Como lo mío es la escritura creativa (así lo explico en mi otra web) y no el periodismo, me he permitido contarte lo mismo realizando una dramatización de los hechos para que, a la vez que entiendes lo que ha pasado y consumas la noticia, puedas (espero) disfrutar de un rato de lectura agradable:

Lunes, 3 de octubre de 2016, 10.34 am
La Casa Blanca, Washington, DC

Suena el teléfono en el despacho de Ferial Govashiri, secretaria personal de Barack Obama. La llamada es para el presidente, pero antes de transferirla, prefiere consultarle por línea interna.
—Tienes una llamada de Howard Singer, de la NOAA. Dice que es urgente.
—¿De qué se trata?
—Creo que del Sol.
—Del Sol…
—Sí, algo sobre clima espacial… No ha sido muy explícito.
El presidente suspira. Frota su sien, mira su agenda.
—Está bien, pásamelo —resuelve—. Pero avísale de que tiene cinco minutos.
El escritorio Resolute se convierte en tambor por el golpeteo de sus dedos. Segundos después le transfieren la llamada. Un timbrazo; dos… Descuelga el auricular, lo pega a su oreja; la izquierda.

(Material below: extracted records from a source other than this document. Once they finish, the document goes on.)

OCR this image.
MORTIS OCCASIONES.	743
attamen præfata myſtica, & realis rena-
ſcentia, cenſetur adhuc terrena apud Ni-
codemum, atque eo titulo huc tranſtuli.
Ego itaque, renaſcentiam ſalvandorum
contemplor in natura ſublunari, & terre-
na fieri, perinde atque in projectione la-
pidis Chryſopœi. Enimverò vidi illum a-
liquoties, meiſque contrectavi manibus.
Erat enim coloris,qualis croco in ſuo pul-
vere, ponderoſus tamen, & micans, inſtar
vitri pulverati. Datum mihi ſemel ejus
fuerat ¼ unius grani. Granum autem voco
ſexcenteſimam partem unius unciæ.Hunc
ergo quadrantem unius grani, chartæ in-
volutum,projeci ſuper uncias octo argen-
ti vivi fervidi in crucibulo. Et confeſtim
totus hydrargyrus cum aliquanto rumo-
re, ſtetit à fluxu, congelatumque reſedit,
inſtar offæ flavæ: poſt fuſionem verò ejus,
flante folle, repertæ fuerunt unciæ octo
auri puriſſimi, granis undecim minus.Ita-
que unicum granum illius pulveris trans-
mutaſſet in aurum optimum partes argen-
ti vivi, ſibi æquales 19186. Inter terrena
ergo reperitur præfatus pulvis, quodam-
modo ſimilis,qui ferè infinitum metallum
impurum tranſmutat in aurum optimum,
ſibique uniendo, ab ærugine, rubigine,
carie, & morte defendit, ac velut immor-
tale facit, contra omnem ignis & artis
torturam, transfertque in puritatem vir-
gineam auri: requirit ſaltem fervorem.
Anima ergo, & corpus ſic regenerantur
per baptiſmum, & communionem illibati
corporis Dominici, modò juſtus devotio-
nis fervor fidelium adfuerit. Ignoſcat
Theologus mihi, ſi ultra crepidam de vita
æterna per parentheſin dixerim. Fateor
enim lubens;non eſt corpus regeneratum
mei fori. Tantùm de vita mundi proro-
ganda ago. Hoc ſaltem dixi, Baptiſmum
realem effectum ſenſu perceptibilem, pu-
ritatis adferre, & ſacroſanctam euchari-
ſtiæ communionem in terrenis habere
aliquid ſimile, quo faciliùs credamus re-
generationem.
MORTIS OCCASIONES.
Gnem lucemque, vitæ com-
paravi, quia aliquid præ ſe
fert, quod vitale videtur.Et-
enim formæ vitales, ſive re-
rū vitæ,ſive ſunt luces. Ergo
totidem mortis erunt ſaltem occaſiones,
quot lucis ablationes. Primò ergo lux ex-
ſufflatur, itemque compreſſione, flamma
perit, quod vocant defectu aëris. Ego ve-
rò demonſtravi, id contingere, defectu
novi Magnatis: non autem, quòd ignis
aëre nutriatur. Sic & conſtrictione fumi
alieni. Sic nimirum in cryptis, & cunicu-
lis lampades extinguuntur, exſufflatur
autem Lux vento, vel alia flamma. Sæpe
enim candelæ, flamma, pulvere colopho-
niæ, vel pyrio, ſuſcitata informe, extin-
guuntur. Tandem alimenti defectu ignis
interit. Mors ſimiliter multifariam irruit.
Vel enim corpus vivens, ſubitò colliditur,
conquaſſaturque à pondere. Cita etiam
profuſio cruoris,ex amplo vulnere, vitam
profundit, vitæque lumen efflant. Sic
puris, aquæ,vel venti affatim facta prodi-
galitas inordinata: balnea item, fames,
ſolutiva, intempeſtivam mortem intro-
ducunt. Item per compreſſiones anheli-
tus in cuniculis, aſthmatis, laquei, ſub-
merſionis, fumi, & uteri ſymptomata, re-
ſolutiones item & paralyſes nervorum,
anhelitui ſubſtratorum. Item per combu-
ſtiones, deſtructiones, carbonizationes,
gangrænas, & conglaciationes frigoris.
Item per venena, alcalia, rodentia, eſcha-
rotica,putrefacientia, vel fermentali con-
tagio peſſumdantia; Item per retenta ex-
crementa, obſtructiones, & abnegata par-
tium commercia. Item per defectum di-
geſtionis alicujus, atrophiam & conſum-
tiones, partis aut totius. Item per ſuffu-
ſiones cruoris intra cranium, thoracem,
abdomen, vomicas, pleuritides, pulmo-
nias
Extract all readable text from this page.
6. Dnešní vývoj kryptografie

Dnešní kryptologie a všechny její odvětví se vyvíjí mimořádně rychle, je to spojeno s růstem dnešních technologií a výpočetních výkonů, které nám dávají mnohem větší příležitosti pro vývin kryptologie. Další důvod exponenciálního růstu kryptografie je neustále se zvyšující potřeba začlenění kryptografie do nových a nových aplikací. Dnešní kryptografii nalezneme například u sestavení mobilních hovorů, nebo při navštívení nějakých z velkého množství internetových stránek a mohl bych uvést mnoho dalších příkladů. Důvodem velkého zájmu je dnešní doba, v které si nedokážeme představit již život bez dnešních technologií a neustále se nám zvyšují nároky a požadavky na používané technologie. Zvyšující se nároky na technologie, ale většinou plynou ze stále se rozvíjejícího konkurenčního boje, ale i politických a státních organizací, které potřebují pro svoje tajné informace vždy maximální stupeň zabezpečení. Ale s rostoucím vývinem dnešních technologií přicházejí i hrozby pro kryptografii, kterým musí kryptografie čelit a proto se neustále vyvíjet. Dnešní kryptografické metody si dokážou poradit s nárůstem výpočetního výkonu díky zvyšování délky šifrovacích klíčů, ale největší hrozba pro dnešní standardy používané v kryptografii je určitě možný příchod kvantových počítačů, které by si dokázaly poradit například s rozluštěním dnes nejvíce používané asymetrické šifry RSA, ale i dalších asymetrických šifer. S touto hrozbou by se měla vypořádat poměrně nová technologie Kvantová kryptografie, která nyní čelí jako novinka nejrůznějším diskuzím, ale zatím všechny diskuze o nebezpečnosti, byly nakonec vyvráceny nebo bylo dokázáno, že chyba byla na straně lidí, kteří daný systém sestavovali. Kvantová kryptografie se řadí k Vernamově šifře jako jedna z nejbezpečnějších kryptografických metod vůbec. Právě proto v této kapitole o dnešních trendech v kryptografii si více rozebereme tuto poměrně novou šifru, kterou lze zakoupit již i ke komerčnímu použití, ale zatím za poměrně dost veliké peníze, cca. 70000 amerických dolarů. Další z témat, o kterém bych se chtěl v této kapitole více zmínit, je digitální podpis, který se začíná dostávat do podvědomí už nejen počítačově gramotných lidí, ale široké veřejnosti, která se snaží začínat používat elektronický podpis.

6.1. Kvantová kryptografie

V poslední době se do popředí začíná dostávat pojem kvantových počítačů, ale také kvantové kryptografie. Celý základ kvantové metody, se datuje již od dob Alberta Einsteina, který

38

Brian Mosteller en el despacho de la secretaria personal del presidente mirando por la mirilla hacia el despacho Oval

Brian Mosteller en el despacho de la secretaria personal del presidente, controlando por la mirilla el despacho Oval de Obama

—Buenos días, le habla el presidente.
—«Señor presidente, mi nombre es Howard Singer, profesor adjunto y director científico de la Administración Nacional Oceánica y Atmosférica».
—¿En qué puedo ayudarle?
—«Le llamo para solicitar una reunión de carácter urgente entre los distintos miembros de su gabinete en relación a las tormentas solares. Como ya sab…»
—Disculpe. ¿De carácter urgente, dice? ¿Cómo de urgente? Organizar una reunión así nos puede llevar meses.
—«Con el debido respeto, señor presidente; me temo que no disponemos de tanto tiempo».
—Ya… —dice, exhalando el aire por la nariz. Se reclina sobre el respaldo de su silla—. ¿Por qué no habla de esto con la Secretaria del Interior?
—«Así lo hice, señor. Telefoneé a la señora Jewell la semana pasada; también al señor Moniz, Secretario de Energía y el viernes al Secretario de Defensa. Hoy le llamo a usted».
—Ya veo…
Obama vuelve a inclinarse sobre su escritorio de madera de Buque Británico, regalo de la Reina Victoria. En él clava sus codos antes de continuar:
—Señor Singer, tengo una mañana de lo más ocupada. Le quedan menos de tres minutos para convencerme de convocar esa reunión de urgencia, así que por favor sea breve y hábleme de forma que pueda entenderle.
—«Sí, señor. Gracias».
Howard Singer pone en antecedentes a Barack Obama sobre las últimas investigaciones relativas a la observación del Sol. Le expone ejemplos sencillos de catástrofes derivadas y después continúa:
—«En pocas palabras: el riesgo de que Estados Unidos sufra un apagón a escala nacional tras el alcance de una tormenta solar, es hoy mayor de lo que ya era. Sería recomendable que el gobierno federal desarrollase planes y programas necesarios para alertar a los sectores públicos y privados, a fin de proteger y reducir riesgos en las infraestructuras.
Necesitamos con urgencia planes de acción a nivel nacional que incluyan medidas de coordinación entre los servicios de mi administración, de protección civil y de las Secretarías de Defensa e Interior. Con especial énfasis en la Secretaría de Energía, quien debería elaborar un plan para que todos los reactores nucleares de Estados Unidos contasen con protocolos de apagado de emergencia ante las posibles perturbaciones electromagnéticas que sufriría la red de energía. Sólo de ese modo lograríamos minimizar las consecuencias de un inminente impacto.
Tal y como ya estimó en 2013 el mercado de seguros Lloyd de Londres, el coste de la recuperación de una tormenta solar oscilaría entre los 600.000 millones y los 2,6 billones de dólares.
Tenemos, ahora más que nunca, la necesidad de predecir y detectar eventos extremos de clima espacial para poder responder y recuperarnos de sus efectos. Y ya no sólo económicos, señor presidente. Hablamos de vidas humanas».
Obama guarda silencio unos segundos antes de hablar.
—Señor Singer, me ha convencido usted. Convocaré de urgencia esa reunión con los miembros del Gabinete de Gobierno y las autoridades mencionadas, incluyéndole a usted y a cuantos representantes estime oportunos de la NOAA. Mi secretaria le mantendrá informado de la fecha y hora en que tendrá lugar esa reunión.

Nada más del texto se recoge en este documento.